4.20.03
Les bleu
by Jon Worley

As a child, I was probably best known for my tendency to eat anything at any time. One night, my family hit Red Lobster for our annual "eat out" event. I was eleven at the time, so I qualified for the $2.99 child's price for all-you-can-eat popcorn shrimp. I must have eaten six or seven extra servings, so many that the waitress took to carrying an extra bowl of the fried pipsqueaks every time she walked past the table. There is also a certain dish known as peanut butter salad--the sole ingredients are peanut butter, Miracle Whip and torn up pieces of bread--that I managed to popularize among my first-grade classmates (much to the horror of their parents).

Despite my early appetite for strange and unusual foods (and even odder combinations thereof), there were two things that I would never eat: fresh tomatoes and blue cheese.

My brother Matt loved blue cheese. We kept a bottle of generic blue cheese dressing in the fridge just for him. I would never touch the stuff, and if I was feeling ornery I would clandestinely throw away a perfectly good (and mostly full) bottle of blue cheese dressing.

Over the years, my feelings toward fresh tomatoes have mellowed. I have come to appreciate (though not necessarily love) ripe, homegrown tomatoes in salads or on burgers or in sandwiches or whathaveyou. I also have learned to use fresh plum or roma tomatoes if I'm feeling frisky and want to make my own red sauce. My wife Barbara, however, still adheres to a more fundamentalist line when it comes to the squishy red fruit: If she sees it in the house, it finds an exit by the quickest method available--be it door or window. If I'm going to use a fresh tomato or two, I have to hide them.

Actually, that's kinda fun.

In any case, I held firm on blue cheese for more than 32 years. And then late last summer we held a baby shower for a couple of friends. Someone brought over a hunk of blue cheese for serving to guests. I'm a nice guy, so I cut it up into vague approximations of cubes (with aesthetically-pleasing crumbled edges, of course) and put it out. No one ate any.

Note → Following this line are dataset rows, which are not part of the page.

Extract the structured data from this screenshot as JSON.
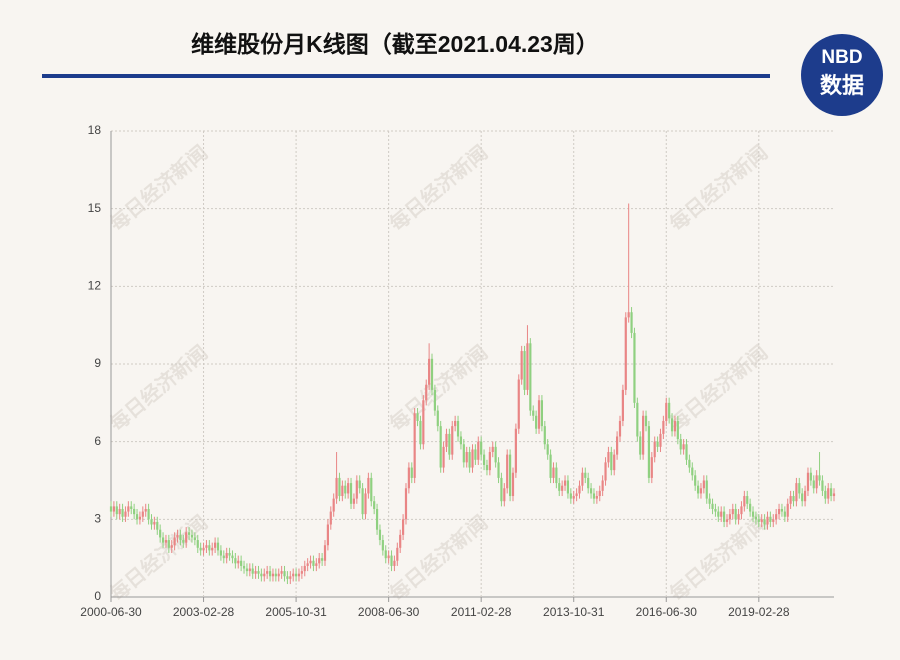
{
  "chart_data": {
    "type": "candlestick",
    "title": "维维股份月K线图（截至2021.04.23周）",
    "logo_top": "NBD",
    "logo_bottom": "数据",
    "watermark": "每日经济新闻",
    "up_color": "#e98585",
    "down_color": "#8fd080",
    "grid": true,
    "ylim": [
      0,
      18
    ],
    "yticks": [
      0,
      3,
      6,
      9,
      12,
      15,
      18
    ],
    "categories": [
      "2000-06-30",
      null,
      null,
      null,
      null,
      null,
      null,
      null,
      null,
      null,
      null,
      null,
      null,
      null,
      null,
      null,
      null,
      null,
      null,
      null,
      null,
      null,
      null,
      null,
      null,
      null,
      null,
      null,
      null,
      null,
      null,
      null,
      "2003-02-28",
      null,
      null,
      null,
      null,
      null,
      null,
      null,
      null,
      null,
      null,
      null,
      null,
      null,
      null,
      null,
      null,
      null,
      null,
      null,
      null,
      null,
      null,
      null,
      null,
      null,
      null,
      null,
      null,
      null,
      null,
      null,
      "2005-10-31",
      null,
      null,
      null,
      null,
      null,
      null,
      null,
      null,
      null,
      null,
      null,
      null,
      null,
      null,
      null,
      null,
      null,
      null,
      null,
      null,
      null,
      null,
      null,
      null,
      null,
      null,
      null,
      null,
      null,
      null,
      null,
      "2008-06-30",
      null,
      null,
      null,
      null,
      null,
      null,
      null,
      null,
      null,
      null,
      null,
      null,
      null,
      null,
      null,
      null,
      null,
      null,
      null,
      null,
      null,
      null,
      null,
      null,
      null,
      null,
      null,
      null,
      null,
      null,
      null,
      "2011-02-28",
      null,
      null,
      null,
      null,
      null,
      null,
      null,
      null,
      null,
      null,
      null,
      null,
      null,
      null,
      null,
      null,
      null,
      null,
      null,
      null,
      null,
      null,
      null,
      null,
      null,
      null,
      null,
      null,
      null,
      null,
      null,
      "2013-10-31",
      null,
      null,
      null,
      null,
      null,
      null,
      null,
      null,
      null,
      null,
      null,
      null,
      null,
      null,
      null,
      null,
      null,
      null,
      null,
      null,
      null,
      null,
      null,
      null,
      null,
      null,
      null,
      null,
      null,
      null,
      null,
      "2016-06-30",
      null,
      null,
      null,
      null,
      null,
      null,
      null,
      null,
      null,
      null,
      null,
      null,
      null,
      null,
      null,
      null,
      null,
      null,
      null,
      null,
      null,
      null,
      null,
      null,
      null,
      null,
      null,
      null,
      null,
      null,
      null,
      "2019-02-28",
      null,
      null,
      null,
      null,
      null,
      null,
      null,
      null,
      null,
      null,
      null,
      null,
      null,
      null,
      null,
      null,
      null,
      null,
      null,
      null,
      null,
      null,
      null,
      null,
      null,
      null
    ],
    "open": [
      3.5,
      3.3,
      3.5,
      3.2,
      3.4,
      3.1,
      3.3,
      3.5,
      3.4,
      3.2,
      3.0,
      3.1,
      3.3,
      3.4,
      3.0,
      2.8,
      2.9,
      2.6,
      2.3,
      2.1,
      2.2,
      1.9,
      2.0,
      2.3,
      2.4,
      2.2,
      2.1,
      2.5,
      2.4,
      2.3,
      2.2,
      1.9,
      1.8,
      1.9,
      2.0,
      1.8,
      1.9,
      2.1,
      1.8,
      1.6,
      1.5,
      1.7,
      1.6,
      1.5,
      1.3,
      1.4,
      1.2,
      1.1,
      1.0,
      1.1,
      0.9,
      1.0,
      0.9,
      0.8,
      0.9,
      1.0,
      0.8,
      0.9,
      0.8,
      0.9,
      1.0,
      0.8,
      0.7,
      0.8,
      0.9,
      0.8,
      0.9,
      1.0,
      1.2,
      1.3,
      1.4,
      1.2,
      1.3,
      1.5,
      1.4,
      2.0,
      2.8,
      3.3,
      3.8,
      4.6,
      3.9,
      4.3,
      4.0,
      4.4,
      3.6,
      3.8,
      4.5,
      4.2,
      3.2,
      4.0,
      4.6,
      3.7,
      3.4,
      2.6,
      2.2,
      1.8,
      1.5,
      1.6,
      1.2,
      1.4,
      1.9,
      2.4,
      3.0,
      4.2,
      5.0,
      4.6,
      7.1,
      6.8,
      5.9,
      7.6,
      8.2,
      9.2,
      8.0,
      7.2,
      6.6,
      5.0,
      5.8,
      6.3,
      5.5,
      6.6,
      6.8,
      6.2,
      5.9,
      5.2,
      5.6,
      5.0,
      5.7,
      5.3,
      6.0,
      5.5,
      5.1,
      4.9,
      5.6,
      5.8,
      5.2,
      4.6,
      3.7,
      4.2,
      5.5,
      3.9,
      4.8,
      6.5,
      8.4,
      9.5,
      8.0,
      9.8,
      7.2,
      7.0,
      6.5,
      7.6,
      6.6,
      5.9,
      5.5,
      4.6,
      5.0,
      4.4,
      4.1,
      4.3,
      4.5,
      4.0,
      3.8,
      3.9,
      4.0,
      4.3,
      4.8,
      4.6,
      4.2,
      4.0,
      3.8,
      3.9,
      4.1,
      4.5,
      5.2,
      5.6,
      4.9,
      5.5,
      6.2,
      6.8,
      8.0,
      10.8,
      11.0,
      10.2,
      7.5,
      6.2,
      5.5,
      7.0,
      6.6,
      4.6,
      5.4,
      6.0,
      5.8,
      6.3,
      6.8,
      7.5,
      6.9,
      6.4,
      6.8,
      6.1,
      5.7,
      5.9,
      5.3,
      5.0,
      4.7,
      4.3,
      4.0,
      4.2,
      4.5,
      3.8,
      3.6,
      3.4,
      3.3,
      3.1,
      3.3,
      2.9,
      3.0,
      3.2,
      3.4,
      3.0,
      3.2,
      3.5,
      3.9,
      3.6,
      3.3,
      3.1,
      3.0,
      2.9,
      3.0,
      2.8,
      3.1,
      2.9,
      3.0,
      3.2,
      3.4,
      3.3,
      3.1,
      3.6,
      3.9,
      3.7,
      4.4,
      4.0,
      3.7,
      4.1,
      4.8,
      4.5,
      4.2,
      4.7,
      4.5,
      4.1,
      3.8,
      4.2,
      3.9
    ],
    "close": [
      3.3,
      3.5,
      3.2,
      3.4,
      3.1,
      3.3,
      3.5,
      3.4,
      3.2,
      3.0,
      3.1,
      3.3,
      3.4,
      3.0,
      2.8,
      2.9,
      2.6,
      2.3,
      2.1,
      2.2,
      1.9,
      2.0,
      2.3,
      2.4,
      2.2,
      2.1,
      2.5,
      2.4,
      2.3,
      2.2,
      1.9,
      1.8,
      1.9,
      2.0,
      1.8,
      1.9,
      2.1,
      1.8,
      1.6,
      1.5,
      1.7,
      1.6,
      1.5,
      1.3,
      1.4,
      1.2,
      1.1,
      1.0,
      1.1,
      0.9,
      1.0,
      0.9,
      0.8,
      0.9,
      1.0,
      0.8,
      0.9,
      0.8,
      0.9,
      1.0,
      0.8,
      0.7,
      0.8,
      0.9,
      0.8,
      0.9,
      1.0,
      1.2,
      1.3,
      1.4,
      1.2,
      1.3,
      1.5,
      1.4,
      2.0,
      2.8,
      3.3,
      3.8,
      4.6,
      3.9,
      4.3,
      4.0,
      4.4,
      3.6,
      3.8,
      4.5,
      4.2,
      3.2,
      4.0,
      4.6,
      3.7,
      3.4,
      2.6,
      2.2,
      1.8,
      1.5,
      1.6,
      1.2,
      1.4,
      1.9,
      2.4,
      3.0,
      4.2,
      5.0,
      4.6,
      7.1,
      6.8,
      5.9,
      7.6,
      8.2,
      9.2,
      8.0,
      7.2,
      6.6,
      5.0,
      5.8,
      6.3,
      5.5,
      6.6,
      6.8,
      6.2,
      5.9,
      5.2,
      5.6,
      5.0,
      5.7,
      5.3,
      6.0,
      5.5,
      5.1,
      4.9,
      5.6,
      5.8,
      5.2,
      4.6,
      3.7,
      4.2,
      5.5,
      3.9,
      4.8,
      6.5,
      8.4,
      9.5,
      8.0,
      9.8,
      7.2,
      7.0,
      6.5,
      7.6,
      6.6,
      5.9,
      5.5,
      4.6,
      5.0,
      4.4,
      4.1,
      4.3,
      4.5,
      4.0,
      3.8,
      3.9,
      4.0,
      4.3,
      4.8,
      4.6,
      4.2,
      4.0,
      3.8,
      3.9,
      4.1,
      4.5,
      5.2,
      5.6,
      4.9,
      5.5,
      6.2,
      6.8,
      8.0,
      10.8,
      11.0,
      10.2,
      7.5,
      6.2,
      5.5,
      7.0,
      6.6,
      4.6,
      5.4,
      6.0,
      5.8,
      6.3,
      6.8,
      7.5,
      6.9,
      6.4,
      6.8,
      6.1,
      5.7,
      5.9,
      5.3,
      5.0,
      4.7,
      4.3,
      4.0,
      4.2,
      4.5,
      3.8,
      3.6,
      3.4,
      3.3,
      3.1,
      3.3,
      2.9,
      3.0,
      3.2,
      3.4,
      3.0,
      3.2,
      3.5,
      3.9,
      3.6,
      3.3,
      3.1,
      3.0,
      2.9,
      3.0,
      2.8,
      3.1,
      2.9,
      3.0,
      3.2,
      3.4,
      3.3,
      3.1,
      3.6,
      3.9,
      3.7,
      4.4,
      4.0,
      3.7,
      4.1,
      4.8,
      4.5,
      4.2,
      4.7,
      4.5,
      4.1,
      3.8,
      4.2,
      3.9,
      4.0
    ],
    "high": [
      3.7,
      3.7,
      3.7,
      3.6,
      3.6,
      3.5,
      3.7,
      3.7,
      3.6,
      3.4,
      3.3,
      3.5,
      3.6,
      3.6,
      3.2,
      3.1,
      3.1,
      2.8,
      2.5,
      2.4,
      2.4,
      2.2,
      2.5,
      2.6,
      2.6,
      2.4,
      2.7,
      2.7,
      2.6,
      2.5,
      2.4,
      2.1,
      2.1,
      2.2,
      2.2,
      2.1,
      2.3,
      2.3,
      2.0,
      1.8,
      1.9,
      1.9,
      1.8,
      1.7,
      1.6,
      1.6,
      1.4,
      1.3,
      1.3,
      1.3,
      1.2,
      1.2,
      1.1,
      1.1,
      1.2,
      1.2,
      1.1,
      1.1,
      1.1,
      1.2,
      1.2,
      1.0,
      1.0,
      1.1,
      1.1,
      1.1,
      1.2,
      1.4,
      1.5,
      1.6,
      1.6,
      1.5,
      1.7,
      1.7,
      2.2,
      3.0,
      3.5,
      4.0,
      5.6,
      4.8,
      4.5,
      4.5,
      4.6,
      4.6,
      4.0,
      4.7,
      4.7,
      4.4,
      4.2,
      4.8,
      4.8,
      3.9,
      3.6,
      2.8,
      2.4,
      2.0,
      1.8,
      1.8,
      1.6,
      2.1,
      2.6,
      3.2,
      4.4,
      5.2,
      5.2,
      7.3,
      7.3,
      7.0,
      7.8,
      8.4,
      9.8,
      9.4,
      8.2,
      7.4,
      6.8,
      6.0,
      6.5,
      6.5,
      6.8,
      7.0,
      7.0,
      6.4,
      6.1,
      5.8,
      5.8,
      5.9,
      5.9,
      6.2,
      6.2,
      5.7,
      5.3,
      5.8,
      6.0,
      6.0,
      5.4,
      4.8,
      4.4,
      5.7,
      5.7,
      5.0,
      6.7,
      8.6,
      9.7,
      9.7,
      10.5,
      10.0,
      7.4,
      7.2,
      7.8,
      7.8,
      6.8,
      6.1,
      5.7,
      5.2,
      5.2,
      4.6,
      4.5,
      4.7,
      4.7,
      4.2,
      4.1,
      4.2,
      4.5,
      5.0,
      5.0,
      4.8,
      4.4,
      4.2,
      4.1,
      4.3,
      4.7,
      5.4,
      5.8,
      5.8,
      5.7,
      6.4,
      7.0,
      8.2,
      11.0,
      15.2,
      11.2,
      10.4,
      7.7,
      6.4,
      7.2,
      7.2,
      6.8,
      5.6,
      6.2,
      6.2,
      6.5,
      7.0,
      7.7,
      7.7,
      7.1,
      7.0,
      7.0,
      6.3,
      6.1,
      6.1,
      5.5,
      5.2,
      4.9,
      4.5,
      4.4,
      4.7,
      4.7,
      4.0,
      3.8,
      3.6,
      3.5,
      3.5,
      3.5,
      3.2,
      3.4,
      3.6,
      3.6,
      3.4,
      3.7,
      4.1,
      4.1,
      3.8,
      3.5,
      3.3,
      3.2,
      3.2,
      3.2,
      3.3,
      3.3,
      3.2,
      3.4,
      3.6,
      3.6,
      3.5,
      3.8,
      4.1,
      4.1,
      4.6,
      4.6,
      4.2,
      4.3,
      5.0,
      5.0,
      4.7,
      4.9,
      5.6,
      4.7,
      4.3,
      4.4,
      4.4,
      4.2
    ],
    "low": [
      3.1,
      3.1,
      3.0,
      3.0,
      2.9,
      2.9,
      3.1,
      3.2,
      3.0,
      2.8,
      2.8,
      2.9,
      3.1,
      2.8,
      2.6,
      2.6,
      2.4,
      2.1,
      1.9,
      1.9,
      1.7,
      1.7,
      1.8,
      2.1,
      2.0,
      1.9,
      1.9,
      2.2,
      2.1,
      2.0,
      1.7,
      1.6,
      1.6,
      1.7,
      1.6,
      1.6,
      1.7,
      1.6,
      1.4,
      1.3,
      1.3,
      1.4,
      1.3,
      1.1,
      1.1,
      1.0,
      0.9,
      0.8,
      0.8,
      0.7,
      0.7,
      0.7,
      0.6,
      0.6,
      0.7,
      0.6,
      0.6,
      0.6,
      0.6,
      0.7,
      0.6,
      0.5,
      0.5,
      0.6,
      0.6,
      0.6,
      0.7,
      0.8,
      1.0,
      1.1,
      1.0,
      1.0,
      1.1,
      1.2,
      1.2,
      1.8,
      2.6,
      3.1,
      3.6,
      3.7,
      3.7,
      3.8,
      3.8,
      3.4,
      3.4,
      3.6,
      4.0,
      3.0,
      3.0,
      3.8,
      3.5,
      3.2,
      2.4,
      2.0,
      1.6,
      1.3,
      1.3,
      1.0,
      1.0,
      1.2,
      1.7,
      2.2,
      2.8,
      4.0,
      4.4,
      4.4,
      6.6,
      5.7,
      5.7,
      7.4,
      8.0,
      7.8,
      7.0,
      6.4,
      4.8,
      4.8,
      5.6,
      5.3,
      5.3,
      6.4,
      6.0,
      5.7,
      5.0,
      5.0,
      4.8,
      4.8,
      5.1,
      5.1,
      5.3,
      4.9,
      4.7,
      4.7,
      5.4,
      5.0,
      4.4,
      3.5,
      3.5,
      4.0,
      3.7,
      3.7,
      4.6,
      6.3,
      8.2,
      7.8,
      7.8,
      7.0,
      6.8,
      6.3,
      6.3,
      6.4,
      5.7,
      5.3,
      4.4,
      4.4,
      4.2,
      3.9,
      3.9,
      4.1,
      3.8,
      3.6,
      3.6,
      3.7,
      3.8,
      4.1,
      4.4,
      4.0,
      3.8,
      3.6,
      3.6,
      3.7,
      3.9,
      4.3,
      5.0,
      4.7,
      4.7,
      5.3,
      6.0,
      6.6,
      7.8,
      10.6,
      10.0,
      7.3,
      6.0,
      5.3,
      5.3,
      6.4,
      4.4,
      4.4,
      5.2,
      5.6,
      5.6,
      6.1,
      6.6,
      6.7,
      6.2,
      6.2,
      5.9,
      5.5,
      5.5,
      5.1,
      4.8,
      4.5,
      4.1,
      3.8,
      3.8,
      4.0,
      3.6,
      3.4,
      3.2,
      3.1,
      2.9,
      2.9,
      2.7,
      2.7,
      2.8,
      3.0,
      2.8,
      2.8,
      3.0,
      3.3,
      3.4,
      3.1,
      2.9,
      2.8,
      2.7,
      2.7,
      2.6,
      2.6,
      2.7,
      2.7,
      2.8,
      3.0,
      3.1,
      2.9,
      2.9,
      3.4,
      3.5,
      3.5,
      3.8,
      3.5,
      3.5,
      3.9,
      4.3,
      4.0,
      4.0,
      4.3,
      3.9,
      3.6,
      3.6,
      3.7,
      3.7
    ]
  }
}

But after the party, as I was putting away the food and generally cleaning up, it occurred to me that maybe I was missing out on something by eschewing the blue. I've read dozens of books on food (as opposed to cookbooks, of which I've perused significantly fewer), and the rhapsodic descriptions of blue cheese as "pungent," "spicy" and "piquant" all activated my saliva glands despite my aversion. So I put down the plate (no use making a mess dropping the entire load on the floor if it turned out I really did hate the stuff after all) and popped a piece in my mouth.

Hot damn! The stuff was pungent and spicy and crunchy and rather exploded with all sorts of cool flavors all at once. Mold is a truly bitchin' thing!

S o ever since, I've picked up a small hunk of les bleu at the grocery store every two or three weeks. And after a particularly stressful day, I'll settle down on the couch with a glass of single malt scotch or good bourbon on ice, a small quantity of cheese and a book. Lately, I've been reading a good amount of Noam Chomsky. I like Noam, mostly because he makes me feel like I'm not some wacko freak tilting at windmills.

Beer also goes exceptionally well with blue cheese. Stouts are probably best suited for this duty (particularly those with higher alcohol contents), though I've found that barleywines and highly-hopped pale ales also complement the cheese very well. The simple fact is, blue cheese goes with just about anything. I've even had some with a can of Diet Mountain Dew and enjoyed the experience greatly.

All this, um, rhapsodizing of my own does not mean that I've gone utterly hog raving mad about the stuff. I'd estimate my monthly budget for blue cheese at about six bucks. I buy very fine cheese (stuff that goes for, say, $20 a pound), but I buy very small amounts. I eat but a few crumbles at a sitting. I have no idea if this is normal or acceptable or what, but I don't care. This is how I eat the stuff, and everyone can scarf down an entire longhorn of Colby if that's how they like their cheese.

Ever since that party, I've been careful to put out some blue with the sharp cheddar and aged gouda that we traditionally serve. I've noticed that most often I'm the only person partaking of the blue. Again, that's fine. More blue down my gullet means a merrier me. If no one else has bothered to check into the joys of les bleu, well, too bad for them.

I have this philosophy of challenging my most firmly held beliefs every so often. It's too bad it took me some 32 years to second-guess my aversion to blue cheese, but hey, it just goes to show the virtues of the truly self-examined palate.


Jon Worley still hasn't had the guts to try generic blue cheese dressing. He's pretty sure he still wouldn't like that.